Another aspect to this is the recognition that visual images have a profound connection to subjectivity, in other words, they can serve as an outward representation of individual points-of-view.
We appreciate when Corrie writers demonstrate their lock on a character's way-of-being through dialogue, in the best instances shedding light on an individual's deep-seated reflexes, their idiosyncratic, even sly, observational powers, as well as sometimes exposing that character's blind spots.
It seems, in this new age of visual saturation, TPTB are exploring how to translate dialogue into pictures – for example, in this most recent storyline, not what Caitlyn would say, but what she would draw. This adds texture to how we learn about a character's inner self, but also what it shows us about how characters are created. To the stable of writers, Corrie has evidently added some visual artists whose responsibility it is to put into pictures how Cathy sees Roy, how Roy sees Cathy, or maybe how they fail to see each other. When the art classes begin at the Community Centre, I suspect we will have predictable outcomes, such as quirky, flamboyant pictures from Mary, art from Sinead in the same genre as her candles and beaded basques. But there might also be some surprises from characters whose inner artist we have not encountered.

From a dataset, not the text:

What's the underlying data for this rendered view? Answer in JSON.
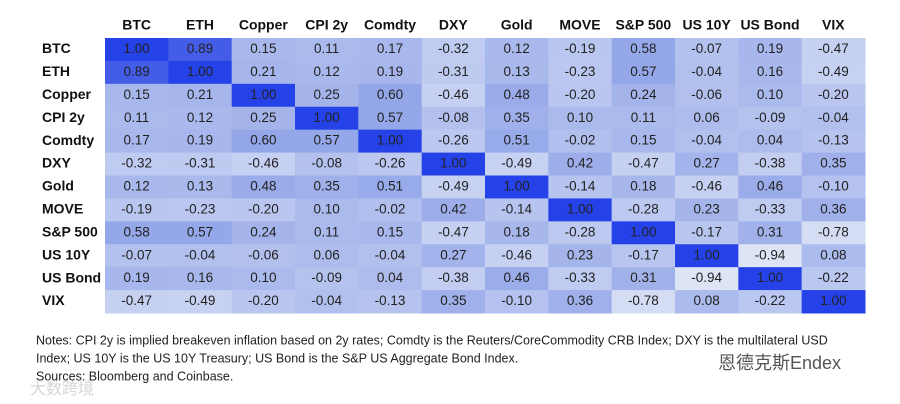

As Corrie works to catch up with the influx of technology into everyday life, it would also be timely for the residents' forms of artistic self-expression to expand from drawing, painting, not to mention Deirdre's pottery, to more contemporary forms like video and music production. Amy Barlow, equipped with a digital camera, seems like a natural to shame her family with damning home videos. Faye has a bottled-up inner life that she has shared a bit with Craig, but I would love to see how she might document life on the Street if she acquired a camera from a helpful teacher at school, or, for that matter, what visual prizes Tim could dish up if, in addition to his sharp social literacy, he added a picture-taking hobby.
On the music side, although we have had storylines that included Lloyd dragging friends and family to live music events, as well as Ryan gigging as a DJ, there has been far too little use of musical talent among the cast. When Kim Marsh originally arrived, if I remember correctly, she sang in an audition for Vernon. Why has she not been given a showcase to sing since? In the early days of the show, the community regularly staged musicals, pantos, talent nights, as well as attending Ena Sharples' singalongs, Rita's sets at the nightclub, and Ernie Bishop's stints as an accompanist. Those scenes allowed the actors to display their considerable musical chops. If TPTB want to hire pop stars to play characters in 2015, why not at least have the characters sing on the show? Craig Charles was quoted in an interview as saying that he was proud to have brought his personal passion for music to the character of Lloyd Mullaney, but shouldn't the skill set of the cast enable much more musical activity in general? Not just the occasional karaoke night in the Rovers? After all, you can find out as much about a character's subjectivity from what they sing as what they say or, indeed, what and how they draw.